Официантка принесла бокалы, и Бийл тотчас же принялся пить. Но теперь он выпрямился, и в голосе его уже не было нагловатого, циничного оттенка. Педерсон заметил это и еще упорнее стал смотреть в свой бокал. Он был трезв, а Бийл – нет. Он был молод, а Бийл – нет. Он был… скромен, что ли, а Бийл – нет. Он был безвестным врачом, а Бийл – нет. Он хочет спасти Луиса Саксла, а Бийл… И по этим причинам он не мог смотреть Бийлу в лицо. Перемену в голосе Бийла он ощутил, как похолодание, незаметно изменившее окружающую их атмосферу. Казалось, через стол со стороны Бийла на него пахнуло холодом. И Педерсон поймал себя на том, что с тех пор, как он спросил Бийла о его медицинском заключении, ему в первый раз стало интересно, что тот теперь скажет.
Педерсон молча вертел в пальцах свой бокал.
– Ну, ладно, – сказал наконец Бийл, – какой длинный был день! Когда это случилось? Во вторник, а сегодня четверг. Так.
Опять наступило долгое молчанье; Педерсон ждал.
– Посторонние заботы, вот что их губит. Всякие посторонние заботы. Женитьба, дети, семейное благополучие. Если это не глушит их любознательность, то уж как пить дать глушит в них работоспособность. И все же некоторые еще держатся. Но потом какая-нибудь фирма предлагает тепленькое местечко. И надо соглашаться ради того-то и того-то. Прикладная физика, прикладное то и это, техника, технология… «Дорогой отец, это чрезвычайно полезное дело, и лишь благодаря подобным делам, мы стали такими, как сейчас», хотя не совсем, нет, сэр, не совсем. Вас не смущает то, что буквально все научные силы, участвовавшие в разработке проекта атомной станции, пришли к нам из Европы? Не большинство, а бук-валь-но все? Меня смущает. Меня это очень смущает. Я никому не уступлю в преклонении перед умелыми руками, но если у человека золотые руки и нет головы на плечах, значит он тупица или отупеет со временем. Бедный Луис. Он был редким и весьма необходимым для нас исключением. А, да ладно, к черту! К чему об этом говорить?
«Бедный Луис»… «он был»… – отметил про себя Педерсон. Эти слова начисто стирали те обнадеживающие интонации, которые почудились ему в голосе Бийла несколько минут назад; прежний гнев, вскоре перешедший в раздражение, которое в свою очередь было притушено шевельнувшимся любопытством, обуял Педерсона с новой силой. Он сейчас ненавидел Бийла, поэтому каждое его слово вызывало в нем протест, хотя тот говорил о Луисе с восхищением.

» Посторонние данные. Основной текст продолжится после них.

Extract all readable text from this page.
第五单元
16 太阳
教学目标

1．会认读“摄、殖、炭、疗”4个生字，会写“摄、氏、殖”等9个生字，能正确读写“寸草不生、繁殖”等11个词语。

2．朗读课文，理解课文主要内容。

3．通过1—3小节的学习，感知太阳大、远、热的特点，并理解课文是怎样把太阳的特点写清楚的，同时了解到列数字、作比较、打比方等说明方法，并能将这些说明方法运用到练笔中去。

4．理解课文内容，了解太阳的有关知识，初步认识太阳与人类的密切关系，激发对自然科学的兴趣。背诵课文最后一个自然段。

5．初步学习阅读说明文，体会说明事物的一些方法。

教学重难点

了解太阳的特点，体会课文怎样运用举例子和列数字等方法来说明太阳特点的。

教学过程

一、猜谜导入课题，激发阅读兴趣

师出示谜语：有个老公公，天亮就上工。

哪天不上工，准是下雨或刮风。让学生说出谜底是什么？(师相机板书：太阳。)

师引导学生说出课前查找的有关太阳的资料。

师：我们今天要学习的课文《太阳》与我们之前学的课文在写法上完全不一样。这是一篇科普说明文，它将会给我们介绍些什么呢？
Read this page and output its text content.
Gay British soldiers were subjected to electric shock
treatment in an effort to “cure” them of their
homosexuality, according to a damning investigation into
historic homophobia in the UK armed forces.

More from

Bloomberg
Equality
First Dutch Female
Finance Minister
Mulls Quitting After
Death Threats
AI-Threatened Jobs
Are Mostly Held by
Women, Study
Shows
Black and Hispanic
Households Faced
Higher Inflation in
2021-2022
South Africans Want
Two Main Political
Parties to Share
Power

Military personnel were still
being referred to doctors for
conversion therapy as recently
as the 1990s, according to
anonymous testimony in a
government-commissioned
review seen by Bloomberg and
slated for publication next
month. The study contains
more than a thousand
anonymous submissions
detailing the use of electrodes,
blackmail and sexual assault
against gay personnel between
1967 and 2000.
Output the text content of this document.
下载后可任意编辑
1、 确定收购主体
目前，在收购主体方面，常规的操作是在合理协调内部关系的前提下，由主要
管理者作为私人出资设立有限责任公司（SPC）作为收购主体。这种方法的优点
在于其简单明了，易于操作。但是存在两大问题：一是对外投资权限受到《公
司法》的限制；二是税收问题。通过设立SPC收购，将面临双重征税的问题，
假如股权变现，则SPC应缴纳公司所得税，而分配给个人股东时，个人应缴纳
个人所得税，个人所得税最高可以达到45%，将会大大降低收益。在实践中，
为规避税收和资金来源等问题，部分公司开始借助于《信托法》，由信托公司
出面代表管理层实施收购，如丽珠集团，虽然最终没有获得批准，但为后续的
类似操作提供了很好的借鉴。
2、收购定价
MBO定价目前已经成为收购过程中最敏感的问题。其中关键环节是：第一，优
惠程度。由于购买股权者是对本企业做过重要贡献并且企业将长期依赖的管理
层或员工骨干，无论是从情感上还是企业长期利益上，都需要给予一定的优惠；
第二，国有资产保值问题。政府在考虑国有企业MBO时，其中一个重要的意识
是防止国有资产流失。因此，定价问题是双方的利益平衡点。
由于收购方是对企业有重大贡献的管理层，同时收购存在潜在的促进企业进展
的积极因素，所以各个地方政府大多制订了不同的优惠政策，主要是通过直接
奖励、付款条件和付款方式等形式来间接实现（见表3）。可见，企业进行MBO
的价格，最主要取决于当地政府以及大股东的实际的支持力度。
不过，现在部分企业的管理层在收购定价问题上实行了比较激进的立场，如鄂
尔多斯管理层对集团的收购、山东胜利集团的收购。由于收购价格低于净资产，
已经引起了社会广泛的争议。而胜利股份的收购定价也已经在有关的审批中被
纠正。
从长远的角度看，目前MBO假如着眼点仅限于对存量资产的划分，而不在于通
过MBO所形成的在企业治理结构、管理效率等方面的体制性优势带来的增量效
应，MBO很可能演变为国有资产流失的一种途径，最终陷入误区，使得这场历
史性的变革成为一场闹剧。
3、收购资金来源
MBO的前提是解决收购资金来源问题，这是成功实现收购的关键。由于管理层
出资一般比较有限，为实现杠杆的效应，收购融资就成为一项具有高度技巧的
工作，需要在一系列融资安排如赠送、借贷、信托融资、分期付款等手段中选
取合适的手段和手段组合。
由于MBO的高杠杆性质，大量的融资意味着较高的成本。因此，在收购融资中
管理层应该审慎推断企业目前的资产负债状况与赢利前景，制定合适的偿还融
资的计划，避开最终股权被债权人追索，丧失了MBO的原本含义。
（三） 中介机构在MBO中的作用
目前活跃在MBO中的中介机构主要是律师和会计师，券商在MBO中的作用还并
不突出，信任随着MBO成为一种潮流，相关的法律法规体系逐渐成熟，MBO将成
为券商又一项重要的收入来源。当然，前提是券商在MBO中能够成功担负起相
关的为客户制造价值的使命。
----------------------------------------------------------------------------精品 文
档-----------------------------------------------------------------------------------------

– А вы и в самом деле хорошо знаете Луиса? – спросил Педерсон, чуть ли не в первый раз за весь вечер наклонясь к собеседнику через стол. – Вы рисуете его каким-то исключительным существом, а это ровно ничего не значит для меня и, вероятно, для него. Да, Луис нам очень нужен, но не потому, что он семи пядей во лбу, как вы его рисуете. И почему вы считаете, что умелые руки – это плохо? У Луиса золотые руки, а это одна из причин, почему все относятся к нему с таким уважением. Поверьте, его уважают не за то, что он целыми днями предается скорби об упущенных возможностях подвизаться в Науке с большой буквы. Полагаю, что вы о таких вещах знаете больше меня. Я ни на что и не претендую. Но, быть может, вы знаете чересчур уж много и случайно забыли, что наука должна служить людям, а не наоборот.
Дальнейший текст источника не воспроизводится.